Comstock did offer an artist’s statement which told about how he was creative early on as a child. And, it said that he is primarily a carpenter and cabinet builder who doesn’t get much time for his creative endeavors – like those shown in the exhibit, but for most of us – anyone who can do carpentry and make cabinets (with doors that align) – is pretty creative. The works on the wall proved that too.

Like some visionary and outsider artists, Comstock uses leftover materials in making art. In this case, various sheets of wood for his canvases. He also uses other materials found in his work area like Liquid Nail – a bonding glue which Comstock uses to add texture and designs to his works. All the works in this exhibit are on a wood background, except one which is painted on glass. That work is untitled and may have been a late minute addition to fill space in the gallery.

The reason I say that is that Comstock offered some unusual tags to identify each individual work – except the one on glass. He made small glass frames with white lettering printed on the glass. They may have looked good in his studio or work area, but because of the tight lighting in the Saul Alexander Foundation Gallery, a shadow was cast along the top half of most of the frames making them hard to read. A different take on titles, but not the best for this venue.


It’s no big deal – just an observation.
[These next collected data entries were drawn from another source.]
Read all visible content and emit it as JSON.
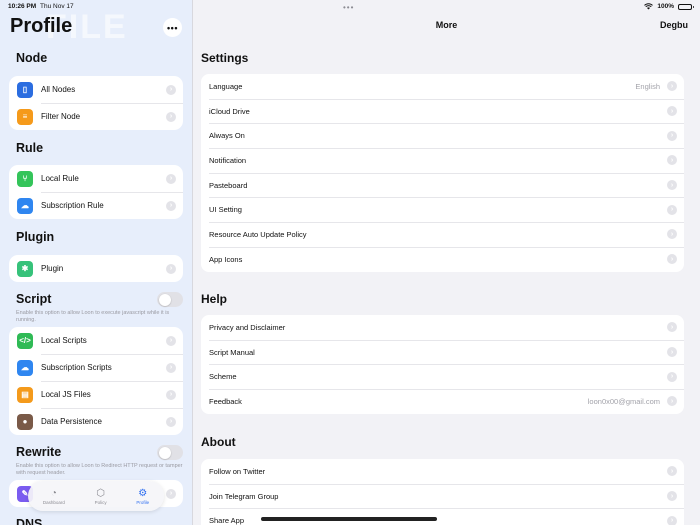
{
  "status": {
    "time": "10:26 PM",
    "date": "Thu Nov 17",
    "battery": "100%",
    "battery_level": 1.0
  },
  "sidebar": {
    "title": "Profile",
    "watermark": "FILE",
    "more_label": "•••",
    "sections": {
      "node": "Node",
      "rule": "Rule",
      "plugin": "Plugin",
      "script": "Script",
      "rewrite": "Rewrite",
      "dns": "DNS"
    },
    "node_items": [
      {
        "label": "All Nodes",
        "icon": "server-icon",
        "color": "#2b6de0"
      },
      {
        "label": "Filter Node",
        "icon": "filter-icon",
        "color": "#f59a1b"
      }
    ],
    "rule_items": [
      {
        "label": "Local Rule",
        "icon": "branch-icon",
        "color": "#34c45a"
      },
      {
        "label": "Subscription Rule",
        "icon": "cloud-icon",
        "color": "#2f86f0"
      }
    ],
    "plugin_items": [
      {
        "label": "Plugin",
        "icon": "puzzle-icon",
        "color": "#36c27a"
      }
    ],
    "script_toggle": false,
    "script_note": "Enable this option to allow Loon to execute javascript while it is running.",
    "script_items": [
      {
        "label": "Local Scripts",
        "icon": "code-icon",
        "color": "#2fba55"
      },
      {
        "label": "Subscription Scripts",
        "icon": "cloud-icon",
        "color": "#2f86f0"
      },
      {
        "label": "Local JS Files",
        "icon": "file-icon",
        "color": "#f49a1c"
      },
      {
        "label": "Data Persistence",
        "icon": "cookie-icon",
        "color": "#7a5a48"
      }
    ],
    "rewrite_toggle": false,
    "rewrite_note": "Enable this option to allow Loon to Redirect HTTP request or tamper with request header."
  },
  "tabbar": {
    "items": [
      {
        "label": "Dashboard",
        "icon": "gauge-icon"
      },
      {
        "label": "Policy",
        "icon": "cube-icon"
      },
      {
        "label": "Profile",
        "icon": "gear-icon"
      }
    ],
    "active": "Profile",
    "accent": "#2f6ff0"
  },
  "main": {
    "title": "More",
    "action": "Degbu",
    "settings": {
      "heading": "Settings",
      "rows": [
        {
          "label": "Language",
          "value": "English"
        },
        {
          "label": "iCloud Drive",
          "value": ""
        },
        {
          "label": "Always On",
          "value": ""
        },
        {
          "label": "Notification",
          "value": ""
        },
        {
          "label": "Pasteboard",
          "value": ""
        },
        {
          "label": "UI Setting",
          "value": ""
        },
        {
          "label": "Resource Auto Update Policy",
          "value": ""
        },
        {
          "label": "App Icons",
          "value": ""
        }
      ]
    },
    "help": {
      "heading": "Help",
      "rows": [
        {
          "label": "Privacy and Disclaimer",
          "value": ""
        },
        {
          "label": "Script Manual",
          "value": ""
        },
        {
          "label": "Scheme",
          "value": ""
        },
        {
          "label": "Feedback",
          "value": "loon0x00@gmail.com"
        }
      ]
    },
    "about": {
      "heading": "About",
      "rows": [
        {
          "label": "Follow on Twitter",
          "value": ""
        },
        {
          "label": "Join Telegram Group",
          "value": ""
        },
        {
          "label": "Share App",
          "value": ""
        }
      ]
    }
  }
}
You have to give Comstock credit for trying something different and in another venue they may have worked fine. The good thing is – they didn’t distract me from the main attraction, but it’s worth mentioning so that artists don’t go overboard in making fancy titles that could distract the eye from the artworks. It’s like the problem too many artists have with putting artwork in frames that are more interesting than the artwork. And, sometimes two to three times the size of the artwork. I may be getting in trouble with some framers, but come on – it’s just supposed to be a frame – not a statement of one’s wealth.

What about the work?

Devil’s Daydream

The piece, Devil’s Daydream, was the most elaborate work of the exhibit, with many things going on in the image. The work is on fiber board (compressed wood chips) which can still be seen through the layers of paint and textured designs. In some places there are layers of colored cartoons or comic strips embedded behind the designs. The two main images offered tell two different stories – in fact the helter skelter designs may indicate that the devil has dreams like the rest of us – bits and pieces of our life being linked together to tell a tale – out of time and out of place. The close-up photo gives a hint of the what is hidden, but cannot show what the human eye can see when peering close into the images details.
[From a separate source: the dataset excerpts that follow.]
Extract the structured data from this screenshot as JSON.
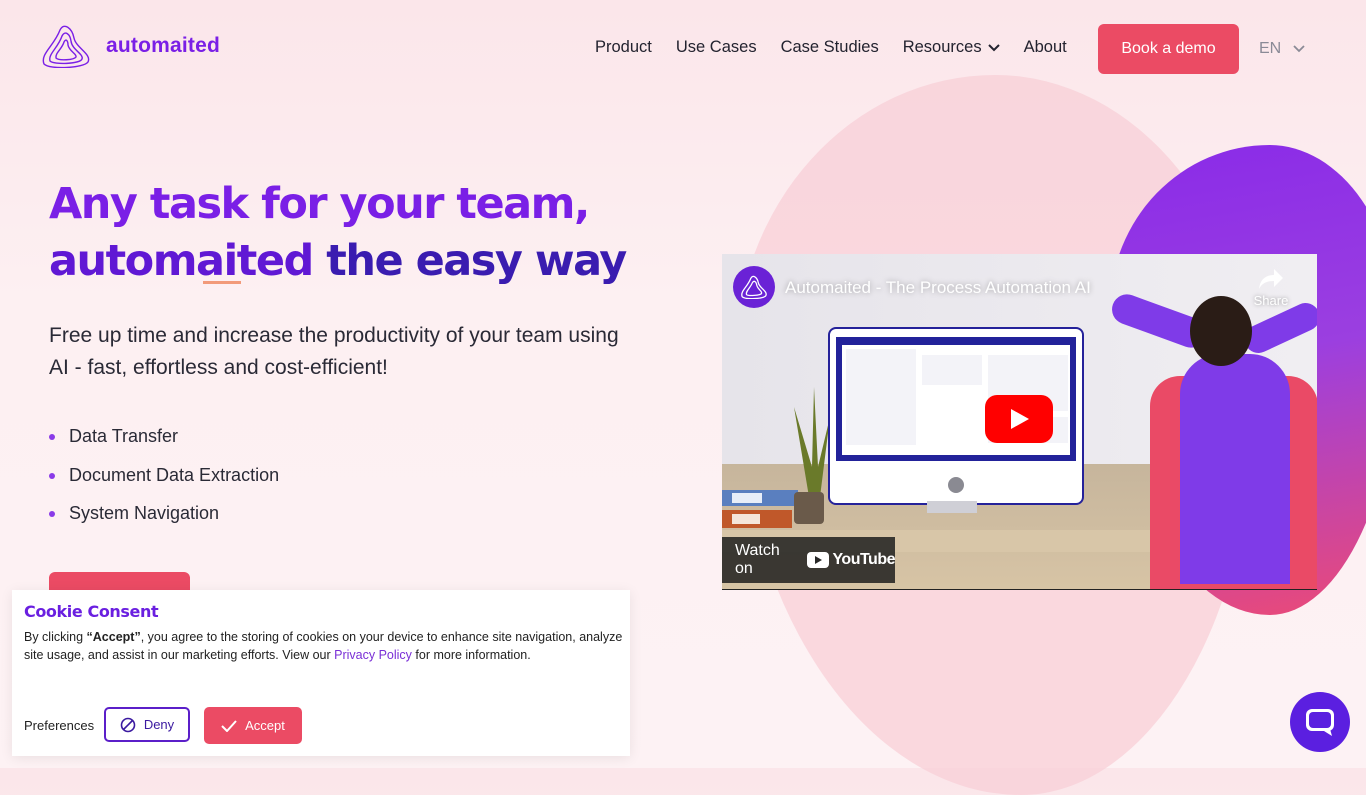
{
  "header": {
    "logo_text": "automaited",
    "nav": [
      "Product",
      "Use Cases",
      "Case Studies",
      "Resources",
      "About"
    ],
    "cta": "Book a demo",
    "language": "EN"
  },
  "hero": {
    "title_line1": "Any task for your team,",
    "title_line2_a": "automaited",
    "title_line2_b": "the easy way",
    "subtitle": "Free up time and increase the productivity of your team using AI - fast, effortless and cost-efficient!",
    "bullets": [
      "Data Transfer",
      "Document Data Extraction",
      "System Navigation"
    ]
  },
  "video": {
    "title": "Automaited - The Process Automation AI",
    "share": "Share",
    "watch_on": "Watch on",
    "youtube": "YouTube"
  },
  "cookie": {
    "title": "Cookie Consent",
    "text_pre": "By clicking ",
    "text_bold": "“Accept”",
    "text_mid": ", you agree to the storing of cookies on your device to enhance site navigation, analyze site usage, and assist in our marketing efforts. View our ",
    "link": "Privacy Policy",
    "text_post": " for more information.",
    "preferences": "Preferences",
    "deny": "Deny",
    "accept": "Accept"
  },
  "colors": {
    "brand_purple": "#7a1fe6",
    "accent_red": "#eb4b64"
  }
}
Detail of Devil’s Daydream

Jacob’s Ladder

The work, Jacob’s Ladder is also very detailed but more organized with a lot of wood grain being offered as part of the overall image. This work will keep you busy trying to figure out all the meanings behind the images and symbols offered.

Duet to the right

This wide shot of the gallery space is the only way I could get a decent image of the work entitled, Duet. The overall size, its backwards angle and shiny surface prevented me from getting a good close-up image – believe me I tried. Here again, there are patterns and designs layered behind the surface colors and the Liquid Nail glue. The idea of two together comes across plainly, but are the two – unborn, trapped in time and space, or encased in cocoons? It’s the largest work in the exhibit and you can see how it dominates the space. So, I can only assume this image has greater meaning to Comstock than perhaps the message I was receiving.

There was no price sheet offered, so I assume – like most people will, that the works are not for sale, but that could be wrong. I was there early on in this exhibit’s life – perhaps more materials have shown up to provide more info.

I hope you find enough interest here to spark a trip to the main branch of the Charleston County Public Library. You should be going to a library near you on a regular basis anyway – and not just for DVD’s of Star Trek or Sex in the City.